Verletzlichkeit und Alter

Zum Wohl, Frau Brandt!

Mein Vater hatte einen Zeitungsladen am Berliner Gesundbrunnen, einem Arbeiterkiez mit ziemlich vielen schrulligen, aber herzensgeraden Menschen. Eine seiner Kundinnen war Frau Brandt. Eine alte Frau, die ich nur als „das Mütterchen“ bezeichnete und die aussah wie die Hexe im Märchenbuch: klein, gebeugt, am Stock, stets mit Kopftuch, mit einer großen Nase und einer dicken Warze im Gesicht. Mit rauer Stimme bestellte sie ihre Brause-Flaschen, die sie – anders als Kunden, die viel besser zu Fuß waren als sie – immer selbst nach Hause trug.
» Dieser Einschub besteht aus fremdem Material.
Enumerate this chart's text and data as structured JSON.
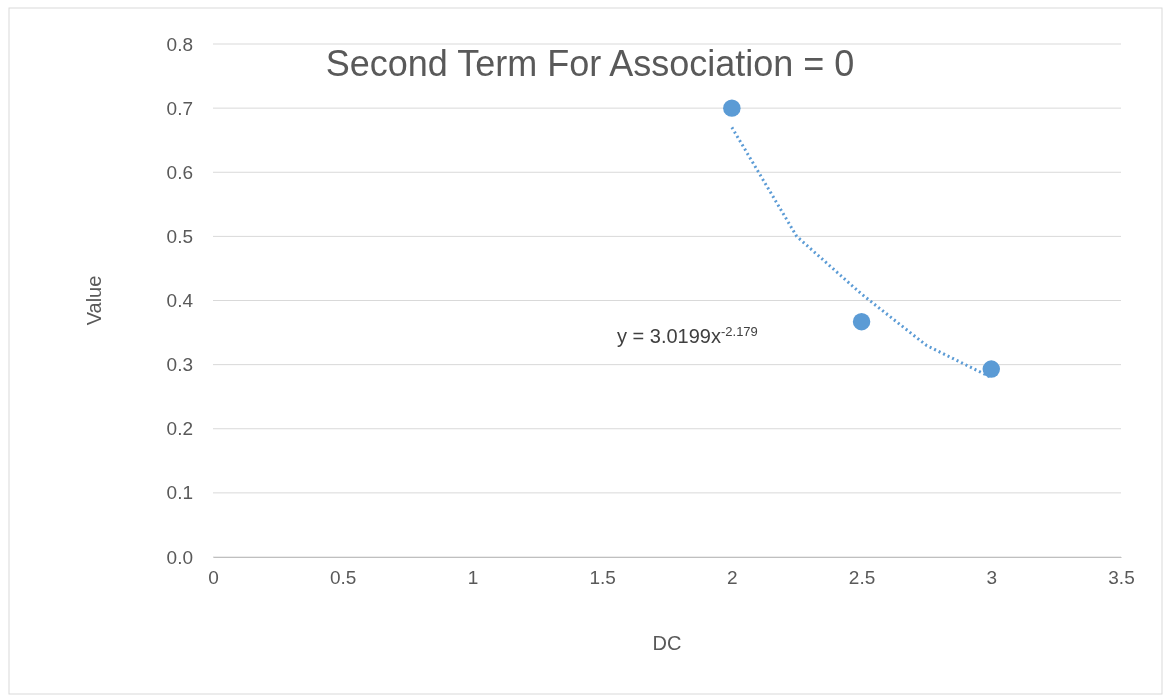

Wenn alle Waren in ihrem schwarzen Beutel verschwunden waren, wackelte sie zur Tür heraus und hinterließ einen Geruch, den ich seither mit alten Frauen verbinde. Andere Kunden meckerten oft über sie, eben weil sie so streng roch und mit ihrem Stock im kleinen Laden im Weg war. Wenn ich zurückdenke, steigt Mitleid in mir auf. In meiner Erinnerung ist diese alte Frau unendlich verletzlich. Und so muss ich fragen: Macht das Alter uns Menschen tatsächlich besonders verletzlich?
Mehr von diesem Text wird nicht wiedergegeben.